A população de Greenland, em torno de 57 mil pessoas, acompanha com apreensão o desfecho. Jensen relata ansiedade entre vizinhos e preocupa-se com impactos sobre a cultura e o modo de vida locais caso haja mudanças na relação com Washington.
O encontro é visto por moradores como um teste de diplomacia para manter Greenland sob cooperação com Dinamarca, EUA e União Europeia.
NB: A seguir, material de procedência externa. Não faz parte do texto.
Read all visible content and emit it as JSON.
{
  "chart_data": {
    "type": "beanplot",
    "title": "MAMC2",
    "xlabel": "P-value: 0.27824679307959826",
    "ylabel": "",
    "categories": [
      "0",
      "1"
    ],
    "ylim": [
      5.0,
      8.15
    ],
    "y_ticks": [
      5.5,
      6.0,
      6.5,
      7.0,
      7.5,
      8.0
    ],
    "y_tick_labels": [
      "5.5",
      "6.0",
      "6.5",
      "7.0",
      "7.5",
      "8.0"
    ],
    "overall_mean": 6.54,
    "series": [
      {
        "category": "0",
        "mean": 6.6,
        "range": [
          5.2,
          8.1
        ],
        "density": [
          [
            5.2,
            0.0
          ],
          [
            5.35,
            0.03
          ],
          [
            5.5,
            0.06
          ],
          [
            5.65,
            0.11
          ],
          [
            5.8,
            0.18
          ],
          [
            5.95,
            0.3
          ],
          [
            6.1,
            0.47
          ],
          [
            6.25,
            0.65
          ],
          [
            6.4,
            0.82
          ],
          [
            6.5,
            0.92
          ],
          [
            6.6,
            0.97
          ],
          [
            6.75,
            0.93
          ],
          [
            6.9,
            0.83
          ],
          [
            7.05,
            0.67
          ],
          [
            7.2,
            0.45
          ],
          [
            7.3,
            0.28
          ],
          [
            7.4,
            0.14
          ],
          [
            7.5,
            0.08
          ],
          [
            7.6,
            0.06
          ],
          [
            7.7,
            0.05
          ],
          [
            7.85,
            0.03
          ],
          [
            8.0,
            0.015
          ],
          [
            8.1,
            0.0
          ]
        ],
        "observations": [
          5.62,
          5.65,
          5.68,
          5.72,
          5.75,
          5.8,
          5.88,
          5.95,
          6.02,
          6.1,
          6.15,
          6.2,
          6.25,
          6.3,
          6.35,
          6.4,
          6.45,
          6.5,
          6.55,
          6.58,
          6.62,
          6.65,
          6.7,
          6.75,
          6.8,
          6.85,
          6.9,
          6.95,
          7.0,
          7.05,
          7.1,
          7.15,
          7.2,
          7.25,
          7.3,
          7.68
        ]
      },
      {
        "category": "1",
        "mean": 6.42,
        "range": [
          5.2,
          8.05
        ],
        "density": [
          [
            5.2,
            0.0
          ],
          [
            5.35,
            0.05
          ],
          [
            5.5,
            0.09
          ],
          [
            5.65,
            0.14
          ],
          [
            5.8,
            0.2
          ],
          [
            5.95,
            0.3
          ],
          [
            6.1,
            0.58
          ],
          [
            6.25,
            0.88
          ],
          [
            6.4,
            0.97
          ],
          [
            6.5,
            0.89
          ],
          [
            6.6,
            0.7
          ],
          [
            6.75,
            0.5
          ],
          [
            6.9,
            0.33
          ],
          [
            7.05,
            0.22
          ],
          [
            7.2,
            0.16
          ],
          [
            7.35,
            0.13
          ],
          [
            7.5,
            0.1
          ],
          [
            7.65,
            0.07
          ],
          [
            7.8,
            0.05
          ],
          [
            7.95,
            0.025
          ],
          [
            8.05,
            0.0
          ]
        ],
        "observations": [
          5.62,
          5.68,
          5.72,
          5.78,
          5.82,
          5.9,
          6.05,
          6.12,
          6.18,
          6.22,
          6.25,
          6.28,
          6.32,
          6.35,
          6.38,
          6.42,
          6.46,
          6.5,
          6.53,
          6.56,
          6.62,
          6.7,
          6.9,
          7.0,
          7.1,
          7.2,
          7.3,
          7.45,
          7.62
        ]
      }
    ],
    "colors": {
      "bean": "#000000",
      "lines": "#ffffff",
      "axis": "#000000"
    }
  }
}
Analistas destacam que o objetivo é preservar o estatuto atual sem afastar parcerias estratégicas na região ártica.
Relatos na casa mostram a leitura de expressões de autoridades durante a transmissão. A aproximação entre Denmark e Estados Unidos é comentada como um passo para manter canais de comunicação abertos, segundo moradores que observam o noticiário.
O governo de Greenland, por sua vez, reconhece a necessidade de reforçar a defesa da região sob a égide da OTAN. Em Nuuk, especialistas ressaltam o papel do território na segurança atlântica e na cooperação com países europeus.
Entre jovens, o temor de mudanças é evidente. Inuk, 22, comenta que a crise elevou o ceticismo sobre intervenções externas, mas também reforça o desejo de diálogo estável com as potências globais.